Rosina vestía igual que una dama de Paris o Londres y el Dr.
Bártolo llevaba una casaca propia de los señores del siglo de las luces. Fígaro
iba a con el traje popular de los majos españoles.
¿Pero si no había flamencas, ni toreros, ni sombreros de ala
ancha donde estaba Sevilla?
Sevilla estaba en los esterones de esparto, en los naranjos
del patio, en la butaca de la siesta y sobre todo en la luz.
Carmen Laffón y Ana Abascal, el arquitecto Juan Suarez y el director escénico José Luis de Castro, han recreado una Sevilla
refinada, autentica, clásica y bella sin necesidad de tipismos y trillado folklore.
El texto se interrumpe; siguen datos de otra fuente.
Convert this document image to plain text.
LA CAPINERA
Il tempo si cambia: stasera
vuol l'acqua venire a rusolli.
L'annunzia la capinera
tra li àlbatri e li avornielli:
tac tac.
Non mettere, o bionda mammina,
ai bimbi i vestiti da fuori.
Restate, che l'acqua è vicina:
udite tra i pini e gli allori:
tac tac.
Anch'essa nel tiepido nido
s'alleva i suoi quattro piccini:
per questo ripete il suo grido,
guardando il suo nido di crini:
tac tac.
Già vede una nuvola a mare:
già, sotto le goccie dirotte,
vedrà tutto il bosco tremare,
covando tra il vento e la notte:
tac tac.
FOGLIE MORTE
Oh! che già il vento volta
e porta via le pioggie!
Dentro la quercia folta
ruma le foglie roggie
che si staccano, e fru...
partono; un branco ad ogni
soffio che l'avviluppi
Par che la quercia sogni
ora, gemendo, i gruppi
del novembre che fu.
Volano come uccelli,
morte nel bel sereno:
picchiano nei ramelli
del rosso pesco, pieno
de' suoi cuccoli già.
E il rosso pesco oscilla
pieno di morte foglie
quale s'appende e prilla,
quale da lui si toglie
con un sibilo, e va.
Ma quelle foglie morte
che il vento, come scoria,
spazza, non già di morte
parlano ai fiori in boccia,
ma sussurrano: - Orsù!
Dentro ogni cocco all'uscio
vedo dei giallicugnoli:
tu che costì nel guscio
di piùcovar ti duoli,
Cuando termina la obra salimos con la certeza de que nos
hemos adentrado en la Sevilla profunda, como si hubiésemos visitado de verdad
una casa hispalense de toda la vida.
Ana y Carmen con gran sutileza han recreado un ambiente, y
consiguen adentrarnos en la mejor Sevilla, que es la que se cuela por los
balcones al abrir los postigos de las ventanas, la que se vislumbra en la
franja celeste del cielo de primavera, la de las calas blancas en los
alcorques, la de la línea de sombra que disminuye sobre la fachada de frontón partido
y los suelos empedrados.
Está todo cuidado al milímetro. Hay quien dirá que el
público no percibirá esos detalles desde la lejanía, pero no es cierto, aunque sin
ser plenamente conscientes, todos imperceptiblemente sienten la sutileza de la porcelana
autentica del juego de café, del escritorio portátil de madera antigua, de las
bandejas de plata, los candelabros, el juego de bolillos con el que se
entretiene la criada, el pequeño bargueño taraceado y la banqueta torneada del
dieciocho.
Todo crea esa atmosfera exquisita, delicada, de gran
refinamiento, que es el regalo que nos hace la artista, que conoce los juegos
secretos de la luz y los colores.
En la seda rameada del traje de Rosina, en los galones de
oro viejo del anciano mayordomo, en las cofias y delantales rizados de la
servidumbre, en las hebillas de plata de los zapatos… en todo ello, el gusto y el
esmero de Ana Abascal se hace patente.
Cuando al abrirse el telón aparece ese gran cuadro del río y
la ciudad con sus torres entre brumas, cuando los focos van transformando los
tonos al compás de la alegre música de Rossini y el río y el cielo se confunden
en suave cromatismo, ya sabemos que toda la obra será un puro deleite, como así
fue.
Los cuadros de las santas de Espinal o la Joven de las Rosas de Murillo o los mendigos de Núñez de Villavicencio, bien podrían haber colgado, como lo hacen, de las paredes de esos salones...
Sé que han estado atareadísimas durante los días previos:
los acantos que crecen al pie de la tapia han tenido que solicitarse a “Parques
y jardines” porque no se encontraban en los viveros, se han traído pequeños
objetos de sus propias casas, el chal de cachemira que reposa en la silla, le
delicada copa, los objetos minúsculos… todo confluye hacia la perfección.
Además la música, de ese bon vivant que fue el gordo de
Rossini, la alegría de vivir, el juego, el buen humor, las trapisondas de Fígaro, las voces, y el coro y la orquesta,
hicieron que pasásemos una noche memorable.